I was sensitive to my role as a White pastor; I provided some opening remarks to set the proper tone (we gather in honesty, but not to demonize police; we will emphasize that Black lives matter, but also embrace a view that all lives matter), and then proceeded to hand over the pulpit to a wide-ranging group of persons, a vast majority of whom were non-White. Our local interim Police Chief spoke; a representative from the Ohio Student Association, who have been at the Justice for John Crawford movement spoke; local poets offered powerful, heart-wrenching pieces addressing the fears and experiences that make them weary and wary. It was a powerful event, and a local choir provided music that brought the people to their feet. Hugs abounded, and people lingered in the sanctuary having conversations and planning future actions together.

Sitting in my office 12 hours later, with strains of Christmas carols streaming from the church secretary’s radio, I began thinking deeply about why most Sunday’s attendance is one-third that night’s. Church, when it is done correctly, imbues people with a sense of ownership, of community, of belonging, of purpose. But so many people see religion as superfluous or unnecessary in their lives. Yet, they hunger for the very things the Gospel promises: justice, love, compassion, mercy, and grace.

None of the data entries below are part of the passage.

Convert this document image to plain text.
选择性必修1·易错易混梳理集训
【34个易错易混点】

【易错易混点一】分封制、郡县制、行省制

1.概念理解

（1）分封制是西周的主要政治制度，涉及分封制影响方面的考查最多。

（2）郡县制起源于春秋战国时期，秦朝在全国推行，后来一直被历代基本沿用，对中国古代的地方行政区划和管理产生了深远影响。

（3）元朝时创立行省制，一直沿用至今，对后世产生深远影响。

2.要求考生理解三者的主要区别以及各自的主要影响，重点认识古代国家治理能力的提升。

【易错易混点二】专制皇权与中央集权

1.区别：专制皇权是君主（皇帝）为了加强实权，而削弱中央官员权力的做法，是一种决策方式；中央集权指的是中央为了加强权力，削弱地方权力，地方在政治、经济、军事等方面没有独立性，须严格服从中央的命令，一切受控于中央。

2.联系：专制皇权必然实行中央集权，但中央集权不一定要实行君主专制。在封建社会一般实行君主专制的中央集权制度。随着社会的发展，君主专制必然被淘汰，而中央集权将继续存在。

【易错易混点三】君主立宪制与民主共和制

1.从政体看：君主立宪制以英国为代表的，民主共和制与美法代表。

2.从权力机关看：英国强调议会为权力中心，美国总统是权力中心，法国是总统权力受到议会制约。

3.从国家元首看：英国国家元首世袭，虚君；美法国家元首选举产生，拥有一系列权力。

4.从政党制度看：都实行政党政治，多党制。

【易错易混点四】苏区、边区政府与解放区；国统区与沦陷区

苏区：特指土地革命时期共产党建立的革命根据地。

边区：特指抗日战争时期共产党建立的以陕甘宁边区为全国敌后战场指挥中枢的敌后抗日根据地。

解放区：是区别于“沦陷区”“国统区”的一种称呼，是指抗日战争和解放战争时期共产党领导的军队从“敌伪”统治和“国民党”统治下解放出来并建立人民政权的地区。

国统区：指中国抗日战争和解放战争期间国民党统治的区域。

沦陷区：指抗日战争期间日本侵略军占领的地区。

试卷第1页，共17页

The twelve days of Christmas have passed us by, a season in which we come face-to-face with the mystery of the Incarnation. God made flesh. The Emmanuel; God with us. Are we showing that in the Church? Are we living as though God dwells in us and among us? Or are we scurrying off to our separate corners? If we are worshipping, do we dare worship with those who do not look like us or think like us? Do we acknowledge the inherent racism, misogyny, homophobia, and able-ism of our music and worship? When we confront the Incarnation, do we think only that God looks like “us”? Do we understand that the Incarnation means that God looks like everyone we see? Do we comprehend the incredible diversity of the Body of Christ? When we look in the manger, do we ask, “What Child is This?” and see every child, every color, every gender, every orientation?

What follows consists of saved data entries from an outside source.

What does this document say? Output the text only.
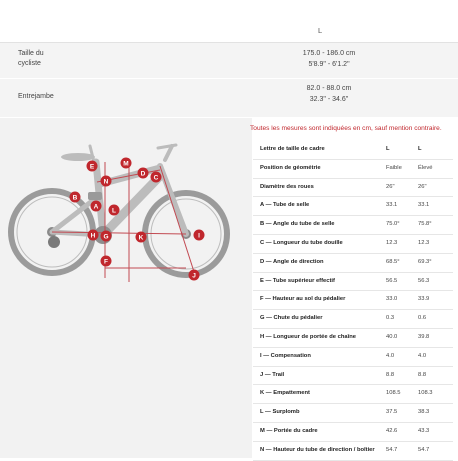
L
Taille du
cycliste
175.0 - 186.0 cm
5'8.9" - 6'1.2"
Entrejambe
82.0 - 88.0 cm
32.3" - 34.6"
N
M
E
D
C
B
A
L
H G	K	I
F
J
Toutes les mesures sont indiquées en cm, sauf mention contraire.
Lettre de taille de cadre	L	L
Position de géométrie	Faible	Élevé
Diamètre des roues	26"	26"
A — Tube de selle	33.1	33.1
B — Angle du tube de selle	75.0°	75.8°
C — Longueur du tube douille	12.3	12.3
D — Angle de direction	68.5°	69.3°
E — Tube supérieur effectif	56.5	56.3
F — Hauteur au sol du pédalier	33.0	33.9
G — Chute du pédalier	0.3	0.6
H — Longueur de portée de chaîne	40.0	39.8
I — Compensation	4.0	4.0
J — Trail	8.8	8.8
K — Empattement	108.5	108.3
L — Surplomb	37.5	38.3
M — Portée du cadre	42.6	43.3
N — Hauteur du tube de direction / boîtier 54.7	54.7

I hear so much about the dwindling numbers of congregations. I have attended more workshops and roundtable discussions, more seminary courses and pastor’s retreats on the subject than I can count. Yet, the answer seems clear. The role of the contemporary Church is not to proselytize; it is not to put butts in the pews; it is not to rack up baptisms and membership numbers. The role of the Church today is to throw open the doors, to invite people in, and provide them a space to speak, to be heard, to be loved, to be included. For too long, we have segregated ourselves in the Church, by race and denomination, by theology and mission. And people have grown tired of it. What I saw that night shows me that people want more than Facebook posts with #blacklivesmatter; they want connection, discussion, and honesty. This is where the Church must be: at the center of these conversations; this is what the Church must do: act like we really believe the things Jesus said.

I’m looking at this thing we call ministry, and I am asking what child is this? What is the good news we proclaim? What is the hope we offer? Who is this Jesus we present, we emulate, we love, we follow? Dearly beloved, if he is not a champion of justice, a lover of people, a listener of stories, and a preacher of hope, he is no longer relevant. But we know better, because that is exactly who Jesus is; let us have the courage to be so as well.

The Rev. Aaron Maurice Saari is an ordained pastor in the United Church of Christ, currently serving First Presbyterian Church of Yellow Springs, a More Light PC (USA) congregation in Ohio. An academic, Aaron has taught at numerous universities and is best known for his book, The Many Deaths of Judas Iscariot: A Meditation on Suicide. He is passionate about social justice, GLBT rights, and multifaith dialogue. He also serves as Interfaith Campus Minister at Sinclair Community College.